After CRISPR was used to correct the mutated hematopoietic stem cells — precursor cells that mature into the hook-shaped hemoglobin characteristic of sickle cell disease, the corrected blood stem cells produced healthy hemoglobin. Following reintroduction into the mice, the genetically engineered stem cells remained in circulation for at least four months — a significant indication that any potential therapy would be lasting.

 The tests of blood from afflicted humans showed that the proportion of corrected stem cells was high enough to produce substantial benefit for the patients, so the researchers are hoping to one day be able to reinfuse the human patients with the edited strain of cells as it could alleviate symptoms of sickle cell disease, including anemia and pain caused by vessel blockages.

While the results are promising and could lead to a treatment for this disease that afflicts about 100,000 Americans, the researchers emphasize that future testing on mice and safety analyses would need to be conducted before human trials could begin.

A CRISPR’D FUTURE

“Sickle cell disease is just one of many blood disorders caused by a single mutation in the genome,” said Jacob Corn, senior author on the study. “It’s very possible that other researchers and clinicians could use this type of gene editing to explore ways to cure a large number of diseases.”
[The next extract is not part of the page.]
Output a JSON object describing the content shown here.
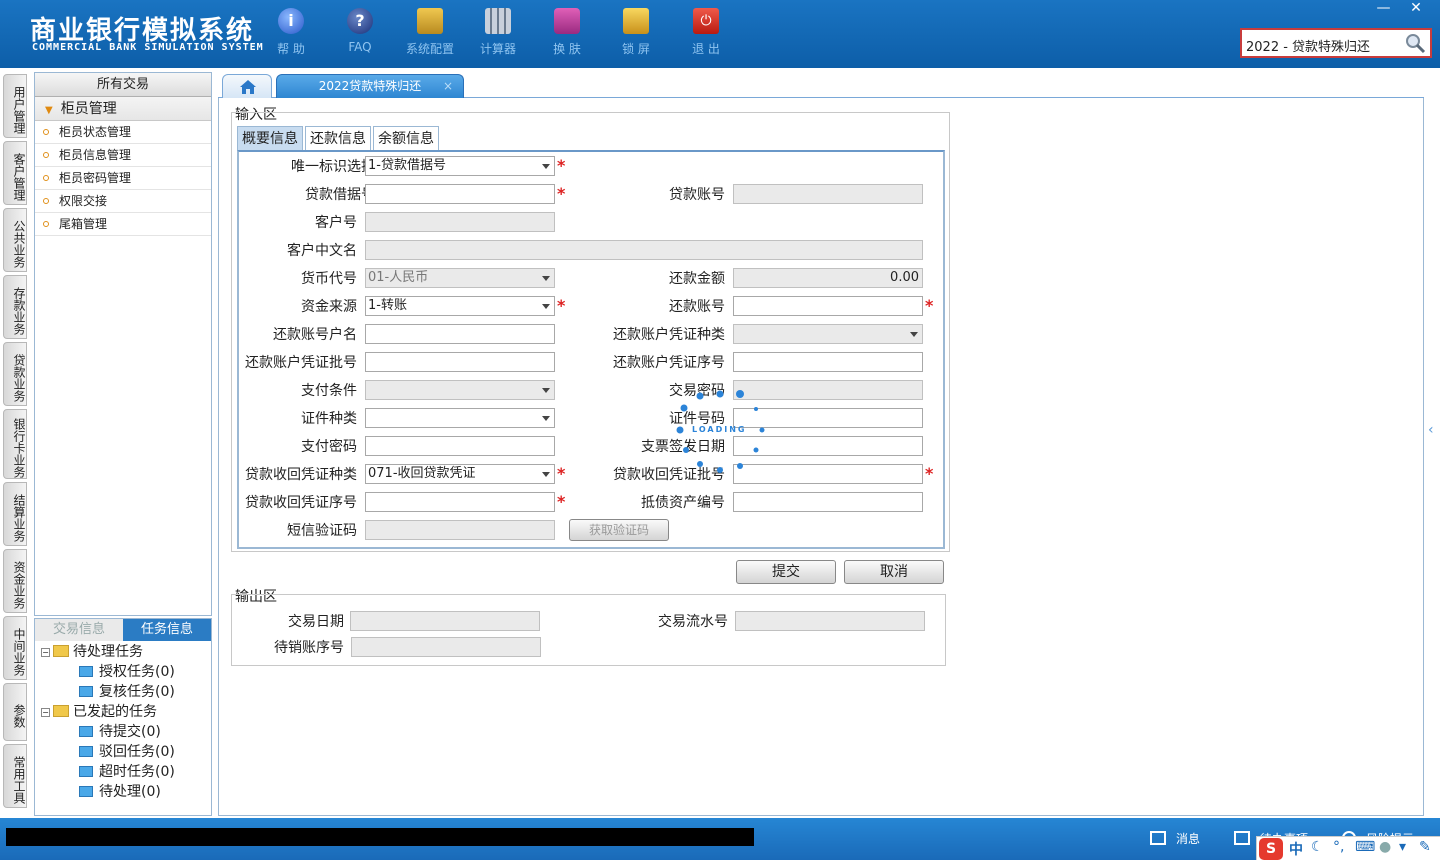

Indeed, developments in gene-editing  technology within such fields as medicine, agriculture, and biology are taking us further into what some are calling “the age of CRISPR.”

It’s already being researched as a treatment for many other ailments and disorders— β-thalassemia, severe combined immunodeficiency (SCID)Wiskott-Aldrich syndrome, even HIV — so this one type of technology could end up being something of a panacea for what ails us, as long as what ails us is genetic.